I do not look like this in this product. I am not claiming this product will make you look like this.

The one product I considered last time really delivered. Form-fitting clothing in pregnancy is more flattering (and can be comfortable with enough stretch!), but my body has odd lump and such, so I find this my invaluable companion to getting dressed in anything other than sweatpants. Also, since age-old wisdom holds with very small panties to avoid VPL (visible panty lines), and I am completely against very small panties at any point in pregnancy, I am grateful that the Blanqi successfully smooths out any of that as well.
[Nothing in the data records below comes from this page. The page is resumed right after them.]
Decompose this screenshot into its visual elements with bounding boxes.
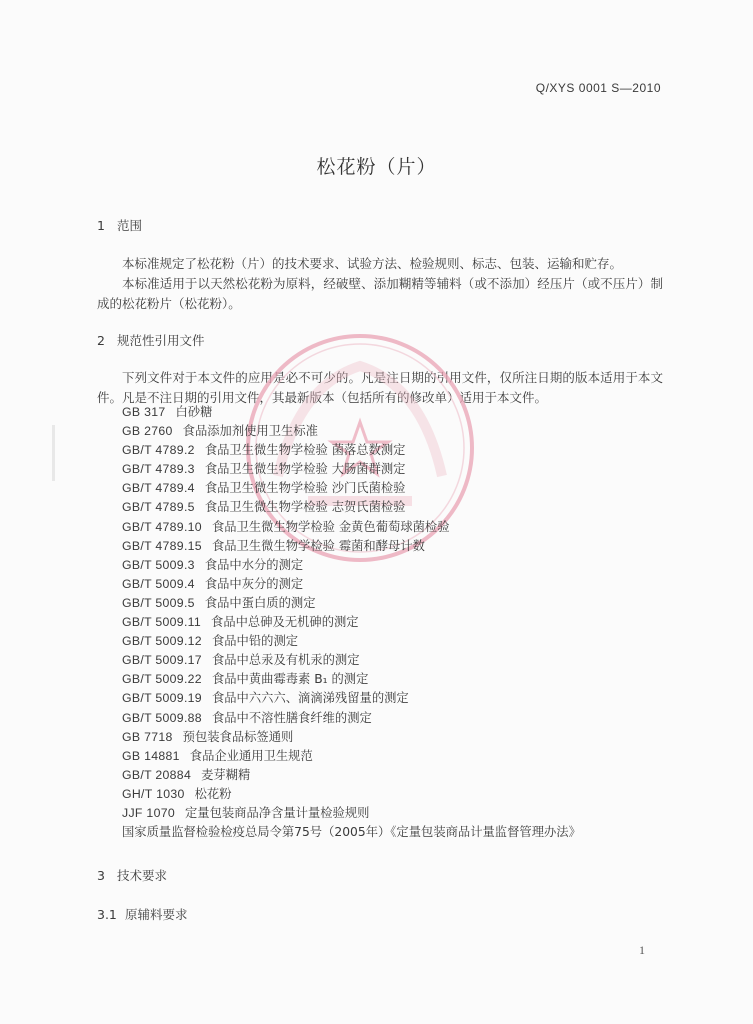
section-number: 3.1 bbox=[97, 907, 117, 922]
reference-item bbox=[122, 537, 581, 556]
reference-item bbox=[122, 556, 581, 575]
reference-item bbox=[122, 689, 581, 708]
reference-item bbox=[122, 422, 581, 441]
section-title: 范围 bbox=[117, 218, 143, 233]
scan-edge-mark bbox=[52, 425, 55, 481]
reference-code: GB 7718 bbox=[122, 729, 173, 744]
reference-item bbox=[122, 785, 581, 804]
reference-name: 食品卫生微生物学检验 霉菌和酵母计数 bbox=[211, 538, 425, 553]
scope-paragraph-1: 本标准规定了松花粉（片）的技术要求、试验方法、检验规则、标志、包装、运输和贮存。 bbox=[122, 256, 623, 271]
page-number: 1 bbox=[639, 943, 645, 957]
reference-name: 国家质量监督检验检疫总局令第75号（2005年）《定量包装商品计量监督管理办法》 bbox=[122, 825, 581, 840]
section-number: 2 bbox=[97, 333, 105, 348]
reference-name: 预包装食品标签通则 bbox=[182, 729, 294, 744]
references-intro: 下列文件对于本文件的应用是必不可少的。凡是注日期的引用文件，仅所注日期的版本适用于本文件。凡是不注日期的引用文件，其最新版本（包括所有的修改单）适用于本文件。 bbox=[97, 370, 663, 405]
reference-item bbox=[122, 403, 581, 422]
reference-item bbox=[122, 823, 581, 842]
reference-code: GB/T 5009.5 bbox=[122, 595, 195, 610]
section-number: 1 bbox=[97, 218, 105, 233]
section-title: 原辅料要求 bbox=[125, 907, 188, 922]
section-title: 技术要求 bbox=[117, 868, 168, 883]
reference-code: GB/T 20884 bbox=[122, 767, 192, 782]
reference-name: 松花粉 bbox=[194, 786, 232, 801]
reference-code: GB/T 4789.4 bbox=[122, 481, 195, 496]
reference-item bbox=[122, 575, 581, 594]
reference-name: 食品企业通用卫生规范 bbox=[189, 748, 313, 763]
reference-code: JJF 1070 bbox=[122, 805, 175, 820]
section-2-heading bbox=[97, 331, 205, 349]
reference-name: 食品中总汞及有机汞的测定 bbox=[211, 653, 360, 668]
normative-references-list bbox=[122, 403, 581, 842]
reference-name: 食品卫生微生物学检验 菌落总数测定 bbox=[204, 443, 406, 458]
section-1-heading bbox=[97, 216, 142, 234]
reference-code: GB/T 5009.11 bbox=[122, 615, 202, 630]
reference-code: GB/T 4789.5 bbox=[122, 500, 195, 515]
reference-name: 食品添加剂使用卫生标准 bbox=[182, 424, 318, 439]
section-number: 3 bbox=[97, 868, 105, 883]
reference-name: 食品中灰分的测定 bbox=[204, 576, 304, 591]
reference-item bbox=[122, 651, 581, 670]
reference-code: GB 317 bbox=[122, 405, 166, 419]
reference-name: 食品卫生微生物学检验 志贺氏菌检验 bbox=[204, 500, 406, 515]
reference-code: GB/T 5009.12 bbox=[122, 634, 202, 649]
reference-item bbox=[122, 613, 581, 632]
reference-item bbox=[122, 460, 581, 479]
reference-code: GB/T 4789.15 bbox=[122, 538, 202, 553]
reference-name: 定量包装商品净含量计量检验规则 bbox=[184, 805, 370, 820]
reference-item bbox=[122, 766, 581, 785]
section-3-1-heading bbox=[97, 905, 188, 923]
reference-name: 食品卫生微生物学检验 金黄色葡萄球菌检验 bbox=[211, 519, 450, 534]
reference-name: 食品中水分的测定 bbox=[204, 557, 304, 572]
reference-item bbox=[122, 518, 581, 537]
reference-code: GH/T 1030 bbox=[122, 786, 185, 801]
reference-code: GB/T 4789.10 bbox=[122, 519, 202, 534]
reference-code: GB/T 4789.2 bbox=[122, 443, 195, 458]
scope-paragraph-2: 本标准适用于以天然松花粉为原料，经破壁、添加糊精等辅料（或不添加）经压片（或不压片）制成的松花粉片（松花粉）。 bbox=[97, 276, 663, 311]
reference-name: 食品中总砷及无机砷的测定 bbox=[211, 615, 359, 630]
reference-name: 食品卫生微生物学检验 沙门氏菌检验 bbox=[204, 481, 406, 496]
reference-item bbox=[122, 632, 581, 651]
reference-name: 麦芽糊精 bbox=[201, 767, 251, 782]
reference-item bbox=[122, 747, 581, 766]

TMI? Too late!
I will say that it is so tight it sometimes rides up, which is annoying when worn under a dress. But I'm also an hour glass figure and a bit on the curvy side, so I think it has more to do with my childbearing hips than the product itself? It seems most reviews by women who have a different shape indicate it's not a problem for them.

PS I never did try the product from Lush, after discovering a dust-up over Lush's support of an anti-Israel group. Although I couldn't find any current info on their site indicating they still support this charity, I then became curious as to what they ARE doing with all the money they earn from their overpriced products. Their full list of supported charities is here and I felt uncomfortable with their support of the 'Hate Crime Hub' (I don't agree that we should criminalize words) and Education for Choice. I'm not a big boycotter, but if I have the choice, I'd rather avoid throwing tons of money at a company that probably sees me as a criminal.